Dr. Venter said there may be little choice but to avoid a trigger food if a child develops AD with exposure. However, she noted, it’s important to understand that avoidance of certain foods could make the allergy – and AD – worse. “If you have a child or an adult with atopic dermatitis that’s not controlled by an optimal topical treatment, and you do consider avoidance, we need to be aware that development of more severe IgA-mediated symptoms can happen in a short period of time,” she said.
In a slide that Dr. Venter presented, the dilemma for physicians was expressed this way: “The potential benefit of food avoidance as a management strategy for some patients with AD must now be weighed against the strong evidence that unnecessarily avoiding a food in kids with AD increases the risk of developing anaphylaxis to that food.”
What should pediatric dermatologists do to balance the risks of allergen exposure to the risks that children will develop permanent allergies? Dr. Venter pointed to guidelines about AD that were developed by the U.K.’s National Institute for Health and Care Excellence. She also highlighted the International Milk Allergy in Primary Care recommendations.

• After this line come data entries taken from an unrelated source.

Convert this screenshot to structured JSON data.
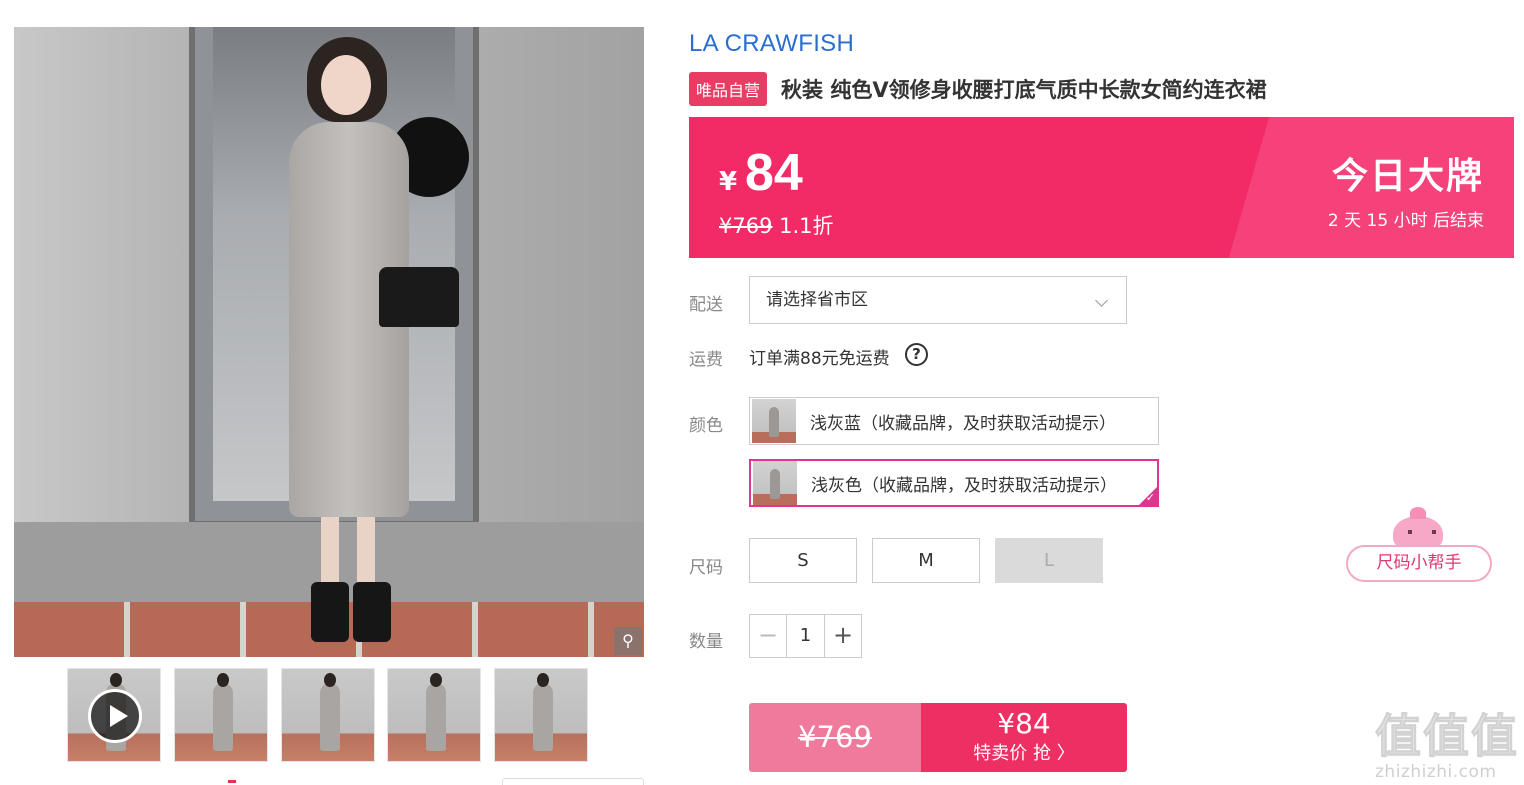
{
  "gallery": {
    "main_image_alt": "",
    "thumb_count": 5
  },
  "product": {
    "brand": "LA CRAWFISH",
    "badge": "唯品自营",
    "title": "秋装 纯色V领修身收腰打底气质中长款女简约连衣裙"
  },
  "price_banner": {
    "currency": "¥",
    "price": "84",
    "original_price": "¥769",
    "discount": "1.1折",
    "promo_title": "今日大牌",
    "countdown": "2 天 15 小时 后结束"
  },
  "delivery": {
    "label": "配送",
    "placeholder": "请选择省市区"
  },
  "shipping": {
    "label": "运费",
    "text": "订单满88元免运费"
  },
  "color": {
    "label": "颜色",
    "options": [
      {
        "text": "浅灰蓝（收藏品牌，及时获取活动提示）",
        "selected": false
      },
      {
        "text": "浅灰色（收藏品牌，及时获取活动提示）",
        "selected": true
      }
    ]
  },
  "size": {
    "label": "尺码",
    "options": [
      {
        "text": "S",
        "disabled": false
      },
      {
        "text": "M",
        "disabled": false
      },
      {
        "text": "L",
        "disabled": true
      }
    ],
    "helper": "尺码小帮手"
  },
  "quantity": {
    "label": "数量",
    "minus": "−",
    "value": "1",
    "plus": "+"
  },
  "buy": {
    "original": "¥769",
    "price": "¥84",
    "label": "特卖价 抢 〉"
  },
  "watermark": {
    "big": "值值值",
    "small": "zhizhizhi.com"
  },
  "colors": {
    "accent": "#f22a65",
    "brand_link": "#2b6dd1",
    "selected_border": "#e0358e"
  }
}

She suggested considering creative ways to bypass complete avoidance and boost a child’s tolerance of allergens if possible. “If we’re going to keep a child with eczema on a mold-free diet for a longer period of time, is there perhaps a role for regularly introducing small amounts of yogurt or even small amounts of milk in the child’s diet to at least keep immune tolerance without necessarily aggravating eczema symptoms?”
Dr. Fox has consulted for DBV and Aimmune through his employer, NHS Trust. He serves as president of the British Society for Allergy and Clinical Immunology and as chair of the Allergy UK Health Advisory Board, both of which receive funding from drug companies. Dr. Venter has received support for allergy-related research from the National Peanut Board.
A version of this article first appeared on Medscape.com.